SECURITY21. November 2017

Avast: Trojaner fälschte Nutzer­oberfläche der Apps von Citibank, comdirect, Com­merz­bank, DKB und Postbank

Sieht aus wie Solitaire – ist aber ein Banking-Trojaner, der es in sich hat.Avast

Der Banking-Trojaner „BankBot“ schlich sich kürzlich bei Google Play via Taschenlampen-, Optimierungs- und Solitaire-Spiele-Apps ein, um die Benutzeroberfläche deutscher Banking-Apps von Citibank, comdirect, Commerzbank, DKB und Postbank zu manipulieren. Zusätzlich sind in der Schweiz Kunden der Raiffeisenbank und in Österreich Kunden der BAWAG und der SPARDA-BANK, sowie weltweit insgesamt ca. 160 Banken zum Angriffsziel der Cyber-Kriminellen geworden. Dies haben Sicherheitsforscher von Avast in Kooperation mit Forschern von ESET und SfyLabs herausgefunden. 
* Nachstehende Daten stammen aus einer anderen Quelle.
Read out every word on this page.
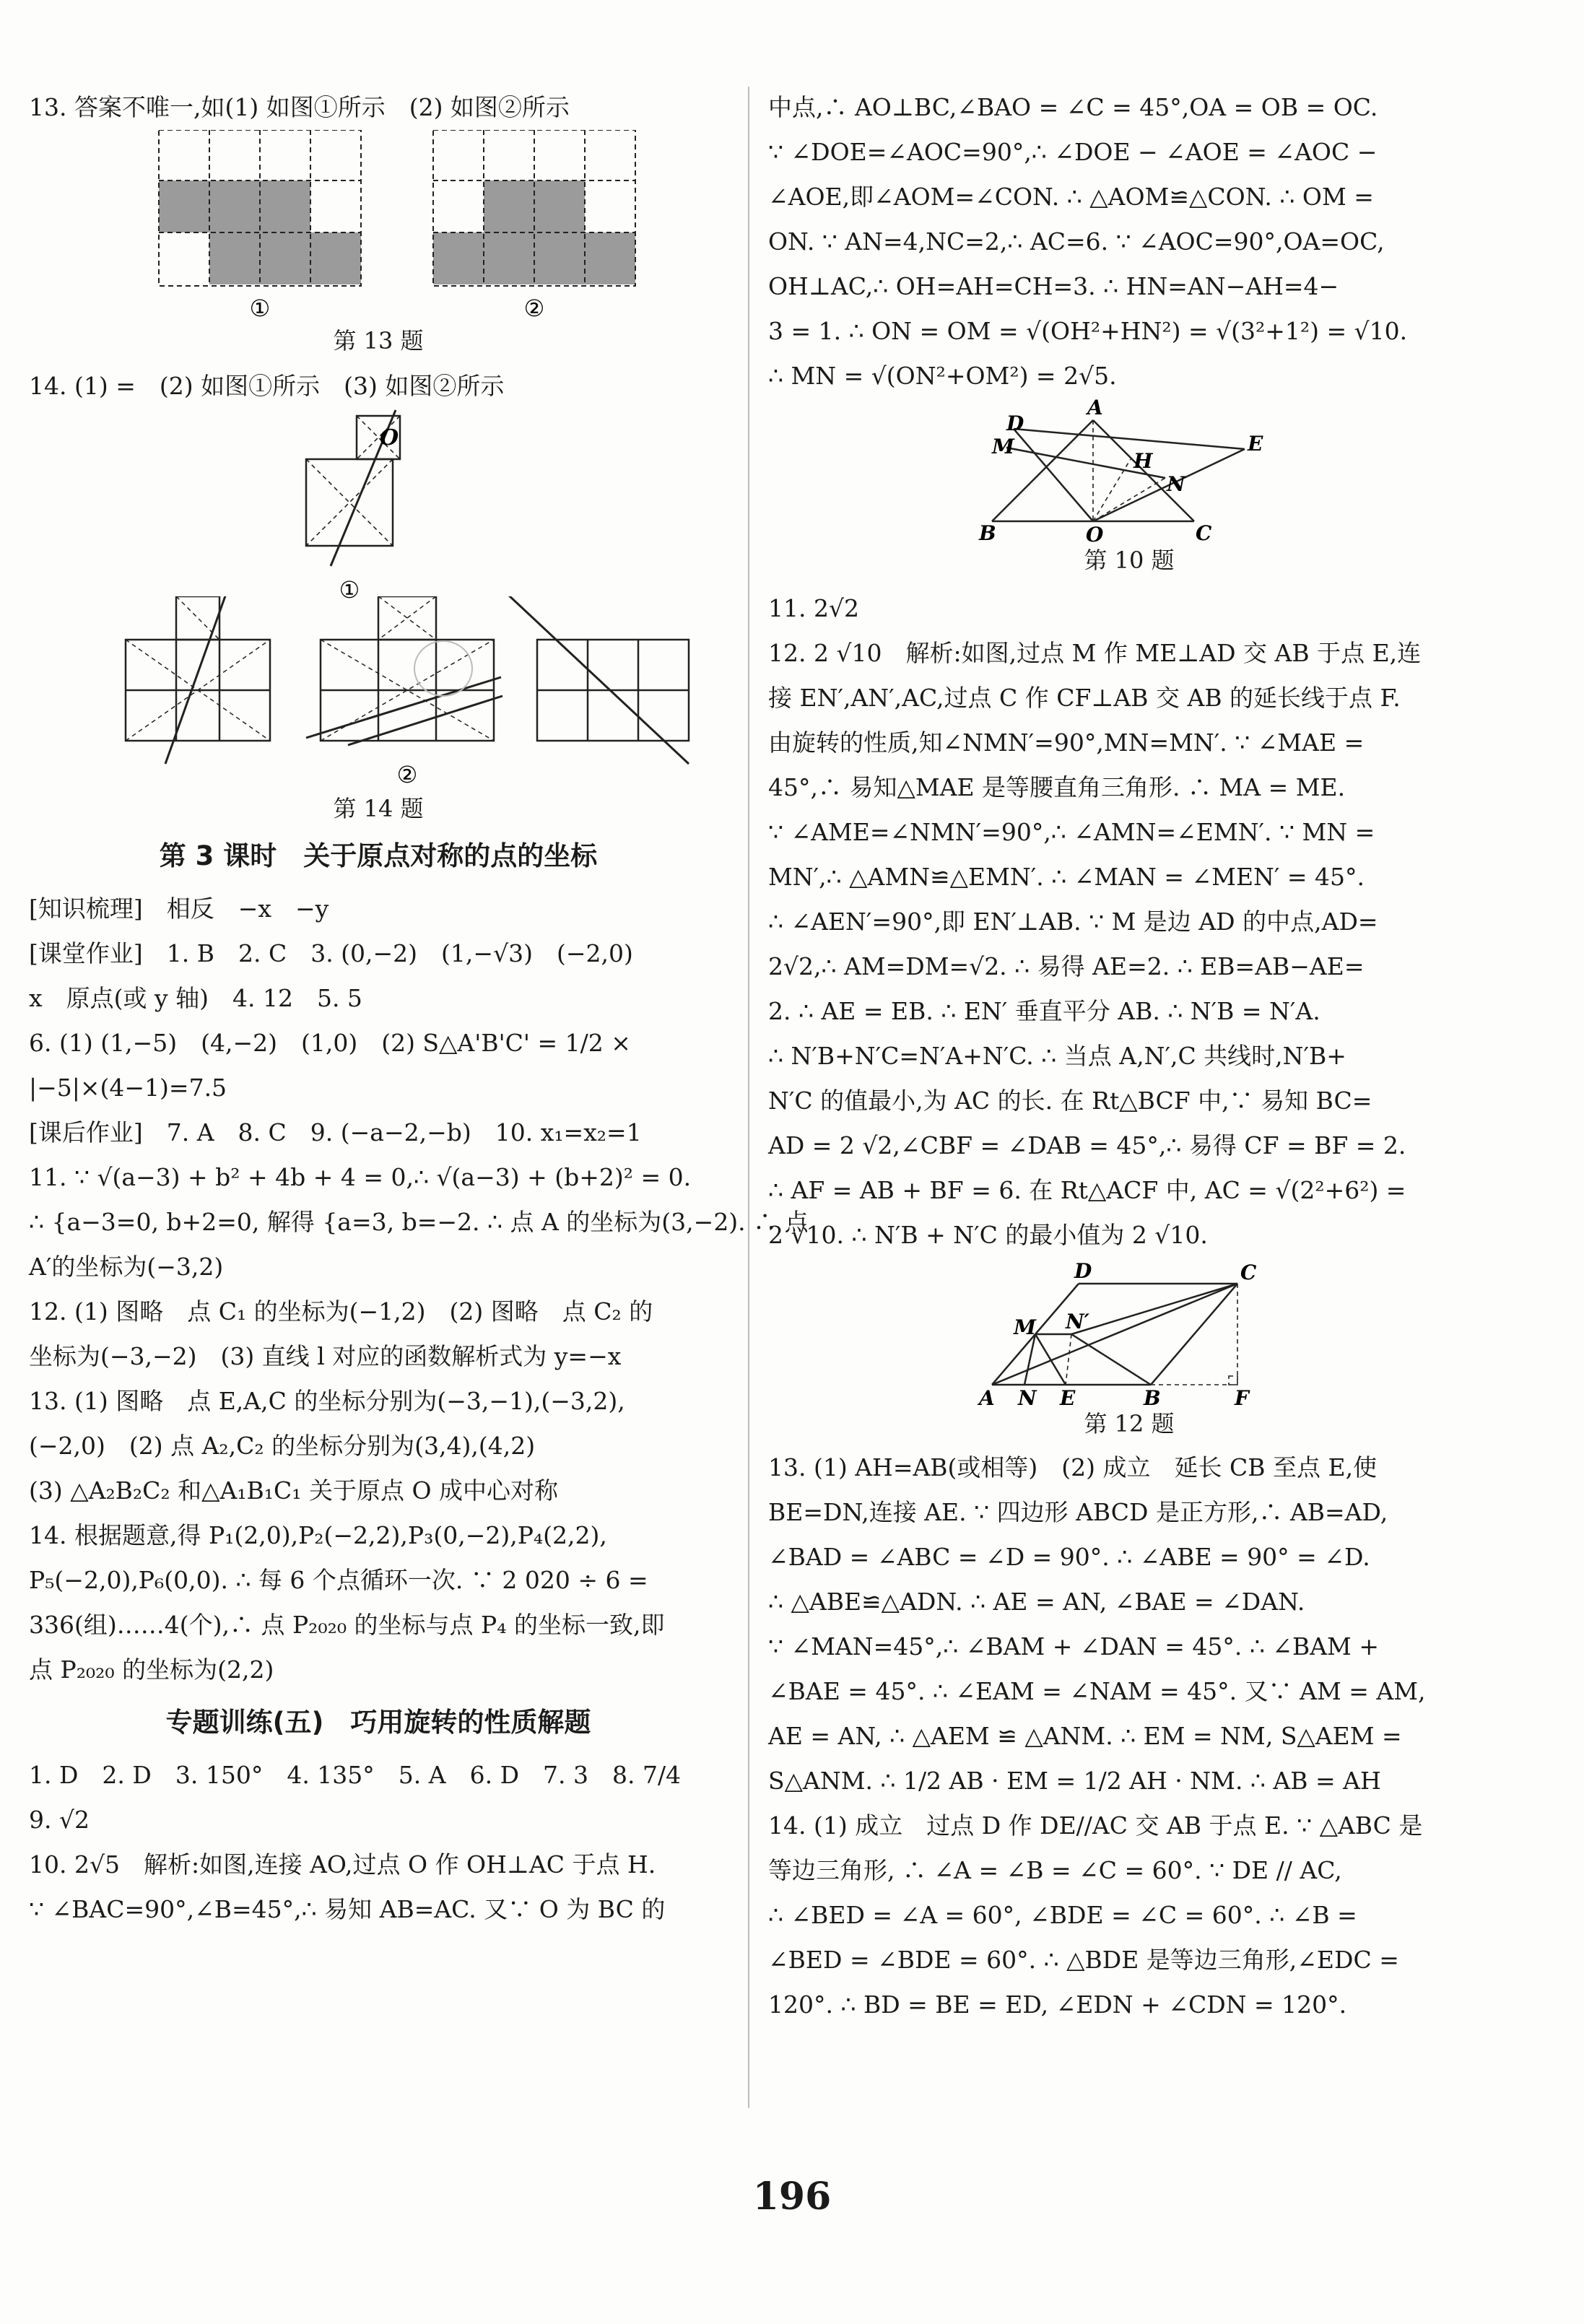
13. 答案不唯一,如(1) 如图①所示　(2) 如图②所示

①	②
第 13 题

14. (1) =　(2) 如图①所示　(3) 如图②所示

O
①
②
第 14 题
第 3 课时　关于原点对称的点的坐标

[知识梳理]　相反　−x　−y

[课堂作业]　1. B　2. C　3. (0,−2)　(1,−√3)　(−2,0)

x　原点(或 y 轴)　4. 12　5. 5

6. (1) (1,−5)　(4,−2)　(1,0)　(2) S△A'B'C' = 1/2 ×

|−5|×(4−1)=7.5

[课后作业]　7. A　8. C　9. (−a−2,−b)　10. x₁=x₂=1

11. ∵ √(a−3) + b² + 4b + 4 = 0,∴ √(a−3) + (b+2)² = 0.

∴ {a−3=0, b+2=0, 解得 {a=3, b=−2. ∴ 点 A 的坐标为(3,−2). ∴ 点

A′的坐标为(−3,2)

12. (1) 图略　点 C₁ 的坐标为(−1,2)　(2) 图略　点 C₂ 的

坐标为(−3,−2)　(3) 直线 l 对应的函数解析式为 y=−x

13. (1) 图略　点 E,A,C 的坐标分别为(−3,−1),(−3,2),

(−2,0)　(2) 点 A₂,C₂ 的坐标分别为(3,4),(4,2)

(3) △A₂B₂C₂ 和△A₁B₁C₁ 关于原点 O 成中心对称

14. 根据题意,得 P₁(2,0),P₂(−2,2),P₃(0,−2),P₄(2,2),

P₅(−2,0),P₆(0,0). ∴ 每 6 个点循环一次. ∵ 2 020 ÷ 6 =

336(组)……4(个),∴ 点 P₂₀₂₀ 的坐标与点 P₄ 的坐标一致,即

点 P₂₀₂₀ 的坐标为(2,2)

专题训练(五)　巧用旋转的性质解题

1. D　2. D　3. 150°　4. 135°　5. A　6. D　7. 3　8. 7/4

9. √2

10. 2√5　解析:如图,连接 AO,过点 O 作 OH⊥AC 于点 H.

∵ ∠BAC=90°,∠B=45°,∴ 易知 AB=AC. 又∵ O 为 BC 的

中点,∴ AO⊥BC,∠BAO = ∠C = 45°,OA = OB = OC.

∵ ∠DOE=∠AOC=90°,∴ ∠DOE − ∠AOE = ∠AOC −

∠AOE,即∠AOM=∠CON. ∴ △AOM≌△CON. ∴ OM =

ON. ∵ AN=4,NC=2,∴ AC=6. ∵ ∠AOC=90°,OA=OC,

OH⊥AC,∴ OH=AH=CH=3. ∴ HN=AN−AH=4−

3 = 1. ∴ ON = OM = √(OH²+HN²) = √(3²+1²) = √10.

∴ MN = √(ON²+OM²) = 2√5.

D
A
M
H
E
N
B	O	C
第 10 题

11. 2√2

12. 2 √10　解析:如图,过点 M 作 ME⊥AD 交 AB 于点 E,连

接 EN′,AN′,AC,过点 C 作 CF⊥AB 交 AB 的延长线于点 F.

由旋转的性质,知∠NMN′=90°,MN=MN′. ∵ ∠MAE =

45°,∴ 易知△MAE 是等腰直角三角形. ∴ MA = ME.

∵ ∠AME=∠NMN′=90°,∴ ∠AMN=∠EMN′. ∵ MN =

MN′,∴ △AMN≌△EMN′. ∴ ∠MAN = ∠MEN′ = 45°.

∴ ∠AEN′=90°,即 EN′⊥AB. ∵ M 是边 AD 的中点,AD=

2√2,∴ AM=DM=√2. ∴ 易得 AE=2. ∴ EB=AB−AE=

2. ∴ AE = EB. ∴ EN′ 垂直平分 AB. ∴ N′B = N′A.

∴ N′B+N′C=N′A+N′C. ∴ 当点 A,N′,C 共线时,N′B+

N′C 的值最小,为 AC 的长. 在 Rt△BCF 中,∵ 易知 BC=

AD = 2 √2,∠CBF = ∠DAB = 45°,∴ 易得 CF = BF = 2.

∴ AF = AB + BF = 6. 在 Rt△ACF 中, AC = √(2²+6²) =

2 √10. ∴ N′B + N′C 的最小值为 2 √10.

D	C
M N′
A N E	B	F
第 12 题

13. (1) AH=AB(或相等)　(2) 成立　延长 CB 至点 E,使

BE=DN,连接 AE. ∵ 四边形 ABCD 是正方形,∴ AB=AD,

∠BAD = ∠ABC = ∠D = 90°. ∴ ∠ABE = 90° = ∠D.

∴ △ABE≌△ADN. ∴ AE = AN, ∠BAE = ∠DAN.

∵ ∠MAN=45°,∴ ∠BAM + ∠DAN = 45°. ∴ ∠BAM +

∠BAE = 45°. ∴ ∠EAM = ∠NAM = 45°. 又∵ AM = AM,

AE = AN, ∴ △AEM ≌ △ANM. ∴ EM = NM, S△AEM =

S△ANM. ∴ 1/2 AB · EM = 1/2 AH · NM. ∴ AB = AH

14. (1) 成立　过点 D 作 DE//AC 交 AB 于点 E. ∵ △ABC 是

等边三角形, ∴ ∠A = ∠B = ∠C = 60°. ∵ DE // AC,

∴ ∠BED = ∠A = 60°, ∠BDE = ∠C = 60°. ∴ ∠B =

∠BED = ∠BDE = 60°. ∴ △BDE 是等边三角形,∠EDC =

120°. ∴ BD = BE = ED, ∠EDN + ∠CDN = 120°.

196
Die gefälschten Versionen der Mobile-Banking-Malware-Apps gaben sich zunächst als Taschenlampen-Apps aus, danach als Solitaire-Spiele und als Cleaner-App, um die Nutzer zum Download zu verleiten. Zu den schädlichen Aktivitäten gehörte anschließend die Installation einer gefälschten Benutzeroberfläche, die BankBot beim Öffnen der Banking-App über deren Startseite legt. Sobald der Nutzer seine Bankverbindung eingibt, werden die Daten von Kriminellen gesammelt.
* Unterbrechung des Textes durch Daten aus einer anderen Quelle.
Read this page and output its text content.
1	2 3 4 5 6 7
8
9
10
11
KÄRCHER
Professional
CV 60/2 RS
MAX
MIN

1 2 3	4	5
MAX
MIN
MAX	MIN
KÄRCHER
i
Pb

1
In einigen Ländern wie auch in Deutschland verwenden Banken mobile TANs (Zwei-Faktor-Authentifizierung). Die BankBot-Autoren fangen die SMS-Nachrichten mit der mobilen TAN ab und sollen so Banküberweisungen im Namen des Nutzers durchführen können. Ob das funktioniert hat, war allerdings bis zum Redaktionsschluss nicht klar. Der comdirect sind in dem Zusammenhang beispielsweise noch keine Schadensfälle bekannt.

Avast

Sie [Nutzer] sollten auch wachsam sein, wenn sie ihre Banking-App verwenden und die App nach ungewöhnlichen Änderungen der Benutzeroberfläche überprüfen. Außerdem ist es bei der Anmeldung ratsam, eine Zwei-Faktor-Authentifizierung zu aktivieren, um die Sicherheit zu erhöhen.“

Nikolaos Chrysaidos, Head of Mobile Threat Intelligence & Security Avast

Eine App imitiert das Google-DesignAvast

Google entfernte erst kürzlich ältere Versionen des BankBot aus dem Play Store; mehrere Versionen blieben jedoch bis zum 17. November 2017 aktiv. Dies genügte, um Tausende von Nutzern zu infizieren. Google hat auch Scan- und Prüfmaßnahmen für alle Apps eingeführt, die in den Play Store übermittelt werden, um sicherzustellen, dass in Zukunft keine schädlichen Programme in den Play Store gelangen.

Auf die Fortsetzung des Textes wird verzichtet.